PARIS ― The United Arab Emirates has selected the Gowind corvette from Naval Group in a planned order for two warships and an option for two more, in a bid to boost the Gulf state’s naval capability, the UAE and France announced.

The Naval Group now launches contract negotiations for the vessels, which will seek to meet UAE requirements, the company said in a statement.

“As part of its development strategy for the naval forces of the UAE, the acquisition of two multi-mission Gowind Combat-type corvettes was confirmed by the UAE,” the two nations said Nov. 9 on a visit to UAE by French president Emmanuel Macron.
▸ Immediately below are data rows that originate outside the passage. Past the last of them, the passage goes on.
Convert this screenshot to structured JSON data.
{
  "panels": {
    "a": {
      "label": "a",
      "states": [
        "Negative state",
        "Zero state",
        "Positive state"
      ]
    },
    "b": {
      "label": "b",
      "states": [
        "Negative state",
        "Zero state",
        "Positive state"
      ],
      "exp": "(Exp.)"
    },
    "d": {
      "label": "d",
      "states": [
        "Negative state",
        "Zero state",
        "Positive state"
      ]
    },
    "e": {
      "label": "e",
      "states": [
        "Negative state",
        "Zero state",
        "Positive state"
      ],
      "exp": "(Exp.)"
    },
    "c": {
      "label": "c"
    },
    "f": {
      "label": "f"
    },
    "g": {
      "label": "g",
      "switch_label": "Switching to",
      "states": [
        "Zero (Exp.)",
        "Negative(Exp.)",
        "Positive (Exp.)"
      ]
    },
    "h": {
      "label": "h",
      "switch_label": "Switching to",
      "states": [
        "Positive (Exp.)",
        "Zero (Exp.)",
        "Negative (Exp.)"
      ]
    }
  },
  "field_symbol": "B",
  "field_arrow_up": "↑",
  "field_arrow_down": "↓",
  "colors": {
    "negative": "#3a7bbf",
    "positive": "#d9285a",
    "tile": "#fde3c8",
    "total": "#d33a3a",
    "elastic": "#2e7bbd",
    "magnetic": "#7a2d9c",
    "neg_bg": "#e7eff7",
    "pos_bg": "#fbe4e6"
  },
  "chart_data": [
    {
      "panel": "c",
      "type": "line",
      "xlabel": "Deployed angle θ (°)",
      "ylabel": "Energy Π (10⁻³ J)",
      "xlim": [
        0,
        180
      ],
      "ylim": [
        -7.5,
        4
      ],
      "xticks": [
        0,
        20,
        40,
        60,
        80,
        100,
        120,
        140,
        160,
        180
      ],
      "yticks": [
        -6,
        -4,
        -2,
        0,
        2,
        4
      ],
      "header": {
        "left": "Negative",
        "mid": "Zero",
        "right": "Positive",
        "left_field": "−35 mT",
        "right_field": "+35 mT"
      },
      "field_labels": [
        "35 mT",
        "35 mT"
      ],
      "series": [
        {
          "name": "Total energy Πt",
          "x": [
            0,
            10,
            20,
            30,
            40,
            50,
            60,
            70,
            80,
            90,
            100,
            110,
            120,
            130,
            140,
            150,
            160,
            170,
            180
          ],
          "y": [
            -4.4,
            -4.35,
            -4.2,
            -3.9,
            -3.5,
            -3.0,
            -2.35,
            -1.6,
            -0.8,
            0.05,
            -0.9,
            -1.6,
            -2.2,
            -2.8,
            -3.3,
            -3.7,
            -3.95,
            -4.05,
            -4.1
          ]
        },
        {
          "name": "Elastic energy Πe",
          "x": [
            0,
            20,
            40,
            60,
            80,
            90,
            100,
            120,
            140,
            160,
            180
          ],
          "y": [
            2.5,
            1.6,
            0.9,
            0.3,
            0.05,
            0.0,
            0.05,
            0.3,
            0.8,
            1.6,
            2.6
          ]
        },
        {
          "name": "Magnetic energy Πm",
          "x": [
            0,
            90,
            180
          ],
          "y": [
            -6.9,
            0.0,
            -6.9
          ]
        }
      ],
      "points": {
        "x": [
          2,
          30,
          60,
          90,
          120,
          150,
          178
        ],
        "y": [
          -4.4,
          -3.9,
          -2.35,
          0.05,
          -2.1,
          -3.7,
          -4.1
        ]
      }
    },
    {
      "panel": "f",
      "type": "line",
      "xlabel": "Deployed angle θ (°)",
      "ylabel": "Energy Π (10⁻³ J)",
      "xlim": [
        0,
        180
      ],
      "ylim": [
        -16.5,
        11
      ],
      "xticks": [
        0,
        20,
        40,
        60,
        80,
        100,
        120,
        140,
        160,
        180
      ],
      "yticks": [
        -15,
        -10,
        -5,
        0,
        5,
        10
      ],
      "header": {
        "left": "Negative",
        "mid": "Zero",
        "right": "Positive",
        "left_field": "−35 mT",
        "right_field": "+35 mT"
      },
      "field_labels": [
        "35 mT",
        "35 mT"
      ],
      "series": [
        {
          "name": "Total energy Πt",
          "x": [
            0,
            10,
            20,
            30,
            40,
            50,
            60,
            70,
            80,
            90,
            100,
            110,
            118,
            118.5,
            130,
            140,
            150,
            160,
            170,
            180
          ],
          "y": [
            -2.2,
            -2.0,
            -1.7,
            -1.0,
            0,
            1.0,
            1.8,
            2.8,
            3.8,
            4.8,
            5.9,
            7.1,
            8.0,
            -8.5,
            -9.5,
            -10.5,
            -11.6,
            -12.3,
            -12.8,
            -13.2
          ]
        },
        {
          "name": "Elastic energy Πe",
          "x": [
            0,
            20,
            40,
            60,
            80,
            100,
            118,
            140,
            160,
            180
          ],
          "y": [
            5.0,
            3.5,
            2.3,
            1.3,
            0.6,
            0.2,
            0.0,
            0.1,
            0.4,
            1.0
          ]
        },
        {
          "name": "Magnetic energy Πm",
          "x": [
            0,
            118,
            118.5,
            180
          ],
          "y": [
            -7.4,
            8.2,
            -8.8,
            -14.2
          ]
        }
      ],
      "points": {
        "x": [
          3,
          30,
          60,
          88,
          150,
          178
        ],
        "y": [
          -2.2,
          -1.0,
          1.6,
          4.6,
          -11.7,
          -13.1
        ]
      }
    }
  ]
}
“The ships will be built by the French high-tech company, Naval Group in partnership with Abu Dhabi Ship Building Company (ADSB),” said the joint statement, adding there is an option for two more vessels.

The planned procurement includes the Thales Tacticos combat management system, which was picked over the Naval Group Setis, a defense executive said.

The Raytheon Evolved Seasparrow Missile and MBDA Exocet will likely arm the Gowind ships as those weapons are fitted on the UAE Navy’s six-strong fleet of Baynunah corvettes, the Quwa website reported. A common inventory, logistics and training would be the advantages of such a selection. French shipyard CMN designed the Baynunah, which also ships the Raytheon Rolling Airframe Missile, a 76-mm gun and two 27 mm guns.

“We are proud the United Arab Emirates have selected the design of the Naval Group’s Gowind corvettes,” Naval Group chairman Hervé Guillou said in a statement. “With our UAE partner ADSB, we will now pursue discussions with the Armed Forces to allow the finalization of the acquisition contract.”

Naval Group competed with CMN, Dutch firm Damen and Italian shipyard Fincantieri, La Tribune reported.

Naval Group has sold four Gowind vessels in a €1 billion (U.S. $1.17 billion) deal to Egypt, with options for two more, and six Gowind to Malaysia.

Macron went to the UAE for the Nov. 8 official opening of the Abu Dhubai Louvre museum, a prestige project which took 10 years to build and which permanently houses 600 artworks and 300 on loan from France.